The problem with this logic is that corporations have a legal duty not to spend money unless it is likely to improve profits. Unions, too, are expected to make only contributions that will benefit members. As a result, no idealistic patina of concern about good government or values-driven issues can burnish these payments.
The future of other campaign finance restrictions looks bleak. Thirty-six years ago, when the Supreme Court first declared in Buckley v. Valeo that the First Amendment protected election spending, it nonetheless approved contribution limits “to prevent … the appearance of corruption.” In Citizens United, the Roberts Court gave short shrift to any concern about appearances. Limits on direct contributions to candidates appear likely to be the next campaign safeguard to fall.
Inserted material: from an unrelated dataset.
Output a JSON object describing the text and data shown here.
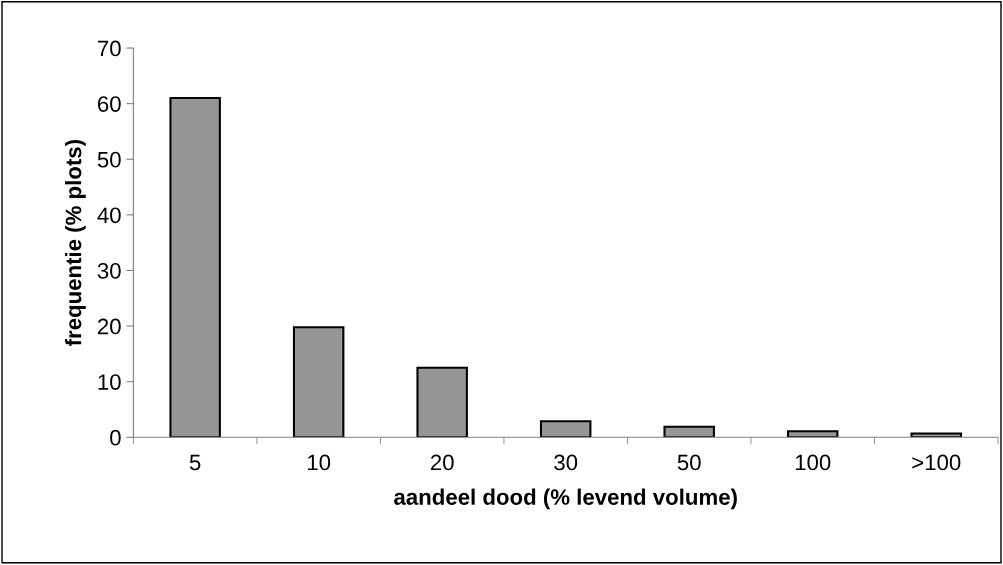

In any case, the bevy of ways in which donors can get around current spending laws, combined with the Supreme Court’s elastic approach to the First Amendment, have left our campaign finance system as little more than a form of legalized influence-buying. Only those as naive as Wanda Brandstetter or as crass and ham-handed as Rod Blagojevich find themselves subject to prosecution, while others wise enough to say less out loud find snug protection in the First Amendment, no matter how bald their desire to influence government actions.
With all respect to Wanda Brandstetter, the Constitutional amendment this nation most urgently requires is one that reverses the notion that unrestricted political spending deserves protection as free speech. Without that, who could fault a juror for looking around at contemporary political life and feeling that Rod Blagojevich had been unfairly singled out?
Scott Turow is the author, most recently, of the novel “Innocent.”